Gilad Shalit et 1 027 autres êtres humains

Alain Gresh, jeudi 13 octobre 2011

OPINION : 1 027 Pales­ti­niens, dont 27 femmes, seront libérés [en échange du soldat israélien Shalit]. Qui sont-​​ils ? Comment réagit leur famille ? Vous n’en saurez rien, ou pas grand-​​chose, en lisant la presse occidentale.

Le soldat israélien Gilad Shalit va être libéré après une longue cap­tivité. On ne peut que s’en réjouir pour lui, pour sa famille, pour ses proches. Et oublier, pour un instant, qu’il est membre d’une armée d’occupation. Et que per­sonne ne semble s’interroger sur le pro­blème de ces soldats de double natio­nalité, euro­péenne et israé­lienne, qui opèrent dans les ter­ri­toires occupés et violent ainsi le droit inter­na­tional. Quand l’Union euro­péenne décidera-​​t-​​elle que de tels agis­se­ments sont pas­sibles des tribunaux ?

Selon une dépêche de l’AFP, Nicolas Sarkozy « se réjouit très vivement de l’annonce d’un accord qui doit conduire à la libé­ration de Gilad Shalit », et a félicité Benyamin Neta­nyahou pour ce « succès majeur ». On est sûr que BHL fera de même.

En échange, si l’on peut dire, 1 027 Pales­ti­niens, dont 27 femmes, seront libérés. Qui sont-​​ils ? Comment réagit leur famille ? Vous n’en saurez rien, ou pas grand-​​chose, en lisant la presse occi­dentale. C’est un magma sans visage, un sous-​​groupe des 6 000 Pales­ti­niens tou­jours en détention dans les prisons israé­liennes, dont 280 mineurs (34 ayant moins de 15 ans) – voir comment Israël déclare cou­pables tous les enfants qu’il arrête –, et 22 membres du Par­lement.

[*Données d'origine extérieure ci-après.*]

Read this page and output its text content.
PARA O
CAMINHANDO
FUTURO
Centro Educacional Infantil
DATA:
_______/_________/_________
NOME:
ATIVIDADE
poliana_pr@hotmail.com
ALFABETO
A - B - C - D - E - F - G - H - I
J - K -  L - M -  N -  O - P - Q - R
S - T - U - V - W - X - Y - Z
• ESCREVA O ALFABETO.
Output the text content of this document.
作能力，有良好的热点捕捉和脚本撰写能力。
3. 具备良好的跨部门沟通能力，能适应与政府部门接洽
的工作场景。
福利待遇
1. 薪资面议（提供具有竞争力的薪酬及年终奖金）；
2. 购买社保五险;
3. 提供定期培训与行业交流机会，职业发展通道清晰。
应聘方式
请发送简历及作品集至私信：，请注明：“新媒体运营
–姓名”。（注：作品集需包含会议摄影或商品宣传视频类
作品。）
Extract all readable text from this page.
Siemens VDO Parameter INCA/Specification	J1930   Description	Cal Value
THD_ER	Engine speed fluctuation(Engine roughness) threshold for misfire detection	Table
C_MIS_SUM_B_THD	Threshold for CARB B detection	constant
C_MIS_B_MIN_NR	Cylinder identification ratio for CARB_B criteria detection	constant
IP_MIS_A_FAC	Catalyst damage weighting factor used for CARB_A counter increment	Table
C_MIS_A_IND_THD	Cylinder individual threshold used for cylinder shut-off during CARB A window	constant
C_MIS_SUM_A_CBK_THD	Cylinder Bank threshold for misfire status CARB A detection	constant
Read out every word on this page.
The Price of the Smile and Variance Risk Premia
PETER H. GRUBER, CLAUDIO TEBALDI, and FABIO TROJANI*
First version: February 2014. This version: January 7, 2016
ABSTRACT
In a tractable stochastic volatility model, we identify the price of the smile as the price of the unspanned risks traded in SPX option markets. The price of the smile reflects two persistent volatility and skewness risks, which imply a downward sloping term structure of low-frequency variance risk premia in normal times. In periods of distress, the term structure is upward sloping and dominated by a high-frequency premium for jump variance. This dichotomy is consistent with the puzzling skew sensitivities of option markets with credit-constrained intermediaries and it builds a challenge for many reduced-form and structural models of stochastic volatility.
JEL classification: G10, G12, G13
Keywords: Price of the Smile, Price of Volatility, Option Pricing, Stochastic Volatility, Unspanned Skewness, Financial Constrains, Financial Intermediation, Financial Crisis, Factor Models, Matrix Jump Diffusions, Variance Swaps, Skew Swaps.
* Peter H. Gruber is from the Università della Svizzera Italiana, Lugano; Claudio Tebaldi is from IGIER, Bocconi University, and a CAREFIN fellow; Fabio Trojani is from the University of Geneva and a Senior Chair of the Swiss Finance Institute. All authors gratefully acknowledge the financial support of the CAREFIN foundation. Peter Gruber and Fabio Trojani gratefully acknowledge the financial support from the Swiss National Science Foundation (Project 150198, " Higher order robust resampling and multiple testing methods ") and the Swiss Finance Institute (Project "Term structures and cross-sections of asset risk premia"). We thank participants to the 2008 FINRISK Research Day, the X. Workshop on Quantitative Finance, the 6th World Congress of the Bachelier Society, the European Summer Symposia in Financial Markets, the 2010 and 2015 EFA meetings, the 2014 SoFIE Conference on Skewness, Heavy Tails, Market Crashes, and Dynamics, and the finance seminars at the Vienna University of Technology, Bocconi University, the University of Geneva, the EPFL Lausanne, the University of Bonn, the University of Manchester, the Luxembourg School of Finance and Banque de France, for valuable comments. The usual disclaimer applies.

Cer­tains sont des pri­son­niers « admi­nis­tratifs », c’est-à-dire détenus sans jugement ; d’autres sont passés par le système judi­ciaire israélien, dont tous les rap­ports inter­na­tionaux confirment qu’il est tout sauf juste, que les détenus sont souvent mal­traités, que les preuves de leur culpa­bilité sont faibles, voire inexis­tantes. Des dizaines d’entre eux sont à l’heure actuelle en grève de la faim. Et eux, ils n’ont pas de famille ? pas de proches ? Non : ils ne sont qu’un chiffre. Ce sont des Arabes, des colo­nisés sans visage.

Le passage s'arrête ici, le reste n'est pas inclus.